J’avais décidé de rentrer en ville. Pas question de passer une seconde de plus avec ce nain qui ne m’attirait que des ennuis.
— Eh, tu vas où comme ça ? Non mais reviens, y a des coccinelles niveau 2 par là !
Math Erne se remit à rire de plus belle. Effectivement, en sortant de la ville, j’avais aperçu ces maudits insectes près des mûres. Ils étaient prêts à m’éclater la tête. Résigné, je ravalai le peu de fierté qu’il me restait et retournai près du nain hilare.
— Allons-y. Je n’ai pas envie d’y passer la journée, grognai-je.
Je bouillonnais intérieurement. Tout ce que je voulais, c’était rentrer à la taverne et noyer cette histoire ridicule dans une chope bien remplie.
Après quelques minutes, je brisai le silence :
— Je peux savoir pourquoi tu te balades avec tout ce fatras dans ton inventaire ? Et comment un PNJ qui vend des fruits se retrouve avec de l’équipement d’aventurier ? C’est bizarre, non ?
Math plongea ses mains dans ses poches, faisant apparaître son inventaire devant lui.
— Tout ça ? Ce sont des déchets d’une autre époque. Tu te souviens d’avant, je veux dire avant le Grand Bug ?
— Non, j’ai été “programmé” après.
— Eh bien, tant mieux pour toi. C’était une époque infernale : les aventuriers de tout Valelune Online débarquaient ici pour “LA” quête de Pinte-Pleine. Et crois-moi, ces types ne respectaient rien ni personne. Ça courait dans tous les sens, ça arrêtait leurs montures n’importe où… Un jour, un aventurier est arrivé à dos d’éléphant, juste devant mon échoppe. Il a pris la quête et est reparti… à pied.

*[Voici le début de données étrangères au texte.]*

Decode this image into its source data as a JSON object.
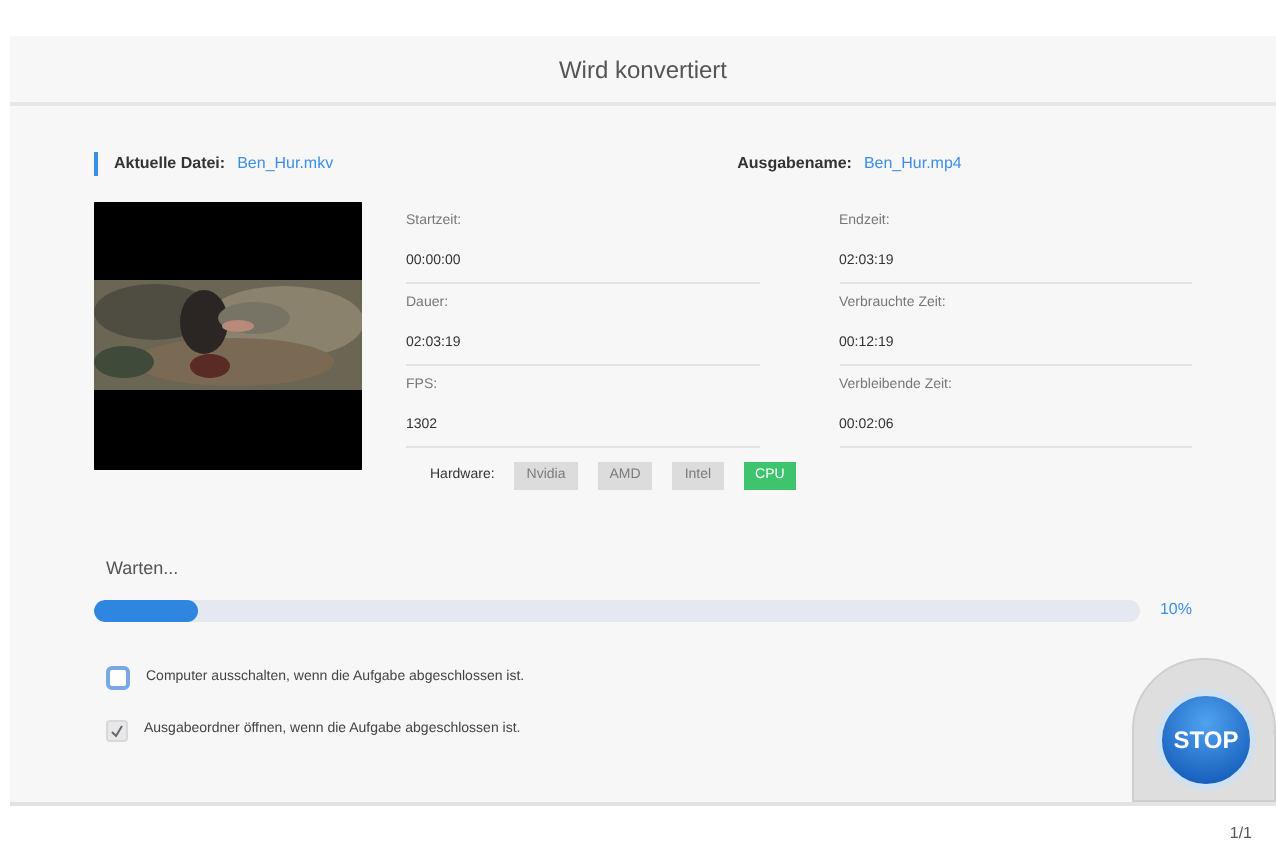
{
  "window": {
    "title": "Wird konvertiert"
  },
  "current_file": {
    "label": "Aktuelle Datei:",
    "value": "Ben_Hur.mkv"
  },
  "output_name": {
    "label": "Ausgabename:",
    "value": "Ben_Hur.mp4"
  },
  "fields": [
    {
      "label": "Startzeit:",
      "value": "00:00:00"
    },
    {
      "label": "Endzeit:",
      "value": "02:03:19"
    },
    {
      "label": "Dauer:",
      "value": "02:03:19"
    },
    {
      "label": "Verbrauchte Zeit:",
      "value": "00:12:19"
    },
    {
      "label": "FPS:",
      "value": "1302"
    },
    {
      "label": "Verbleibende Zeit:",
      "value": "00:02:06"
    }
  ],
  "hardware": {
    "label": "Hardware:",
    "options": [
      {
        "label": "Nvidia",
        "selected": false
      },
      {
        "label": "AMD",
        "selected": false
      },
      {
        "label": "Intel",
        "selected": false
      },
      {
        "label": "CPU",
        "selected": true
      }
    ]
  },
  "progress": {
    "status": "Warten...",
    "level": 0.1,
    "reading": "10%"
  },
  "options": [
    {
      "label": "Computer ausschalten, wenn die Aufgabe abgeschlossen ist.",
      "checked": false
    },
    {
      "label": "Ausgabeordner öffnen, wenn die Aufgabe abgeschlossen ist.",
      "checked": true
    }
  ],
  "stop_button": {
    "label": "STOP"
  },
  "status_bar": {
    "page": "1/1"
  }
}
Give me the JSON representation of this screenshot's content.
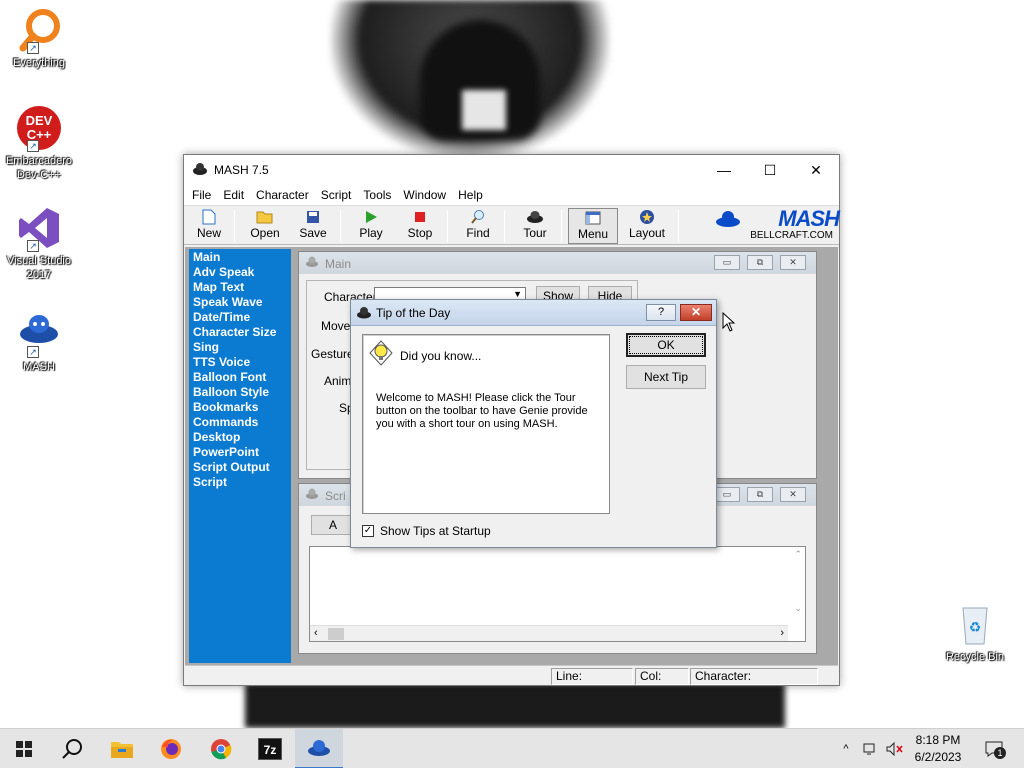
{
  "desktop": {
    "icons": [
      {
        "label": "Everything"
      },
      {
        "label": "Embarcadero Dev-C++"
      },
      {
        "label": "Visual Studio 2017"
      },
      {
        "label": "MASH"
      },
      {
        "label": "Recycle Bin"
      }
    ],
    "devcpp_icon_text": "DEV C++"
  },
  "window": {
    "title": "MASH 7.5",
    "menu": [
      "File",
      "Edit",
      "Character",
      "Script",
      "Tools",
      "Window",
      "Help"
    ],
    "toolbar": [
      "New",
      "Open",
      "Save",
      "Play",
      "Stop",
      "Find",
      "Tour",
      "Menu",
      "Layout"
    ],
    "brand": {
      "logo": "MASH",
      "url": "BELLCRAFT.COM"
    },
    "sidebar": [
      "Main",
      "Adv Speak",
      "Map Text",
      "Speak Wave",
      "Date/Time",
      "Character Size",
      "Sing",
      "TTS Voice",
      "Balloon Font",
      "Balloon Style",
      "Bookmarks",
      "Commands",
      "Desktop",
      "PowerPoint",
      "Script Output",
      "Script"
    ],
    "main_child": {
      "title": "Main",
      "character_label": "Character",
      "move_label": "Move",
      "gesture_label": "Gesture",
      "animate_label": "Anima",
      "speak_label": "Sp",
      "show_button": "Show",
      "hide_button": "Hide"
    },
    "script_child": {
      "title": "Scri",
      "partial_button": "A"
    },
    "statusbar": {
      "line_label": "Line:",
      "col_label": "Col:",
      "character_label": "Character:"
    }
  },
  "dialog": {
    "title": "Tip of the Day",
    "help_button": "?",
    "heading": "Did you know...",
    "body": "Welcome to MASH!  Please click the Tour button on the toolbar to have Genie provide you with a short tour on using MASH.",
    "ok_button": "OK",
    "next_button": "Next Tip",
    "show_tips_label": "Show Tips at Startup",
    "show_tips_checked": true
  },
  "taskbar": {
    "items": [
      "start-button",
      "search-button",
      "file-explorer",
      "firefox",
      "chrome",
      "7-zip",
      "mash"
    ],
    "time": "8:18 PM",
    "date": "6/2/2023",
    "notification_count": "1"
  }
}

Moi, je suis resté deux jours à supporter la vue de l’arrière-train de l’animal, qui, entre nous, avait mangé quelque chose qu’il ne digérait pas. Je déteste les aventuriers.
— Ok, mais ça ne répond pas à ma question. Pourquoi tout ce bric-à-brac ?
— J’y viens. Les aventuriers ramassaient tout et n’importe quoi au cours de leurs périples. Et à qui finissaient-ils par refiler leurs trouvailles inutiles ? À nous, les commerçants. On devait leur donner nos précieuses pièces d’or pour des objets dont on n’avait rien à faire. Sérieusement, ils ne savent pas lire ? On est des marchands, pas des brocanteurs.
— D’accord, mais alors pourquoi tu transportes ça tout le temps ?
— Je vais te dire, mais c’est un secret, ok ? Chaque fois que je sors de la ville, je remplis mon inventaire et je balance tout ce bazar dans les granges des paysans. Comme celle-ci.
Il désigna un bâtiment fait de planches blanches de tailles disparates. Le genre d’endroit où personne ne devait jamais aller.
Sans que je m’en rende compte, le temps avait filé pendant que Math m’expliquait à quel point il détestait les aventuriers.
— Nous y sommes, déclara-t-il. Le champ des Galls.
— Et on fait quoi maintenant ?
— On cherche où Charly s’est fait assassiner.
Il ne nous fallut pas longtemps pour trouver l’endroit. L’orge avait été fauchée en partie, et là où la végétation restait haute, des outils abandonnés gisaient près d’une énorme flaque de pixels rouges.
— Mais qu’est-ce qui s’est passé ici ? demanda Math en s’accroupissant.
C’est alors qu’une créature jaillit des plants de céréales, une lame à la main, fonçant droit sur lui.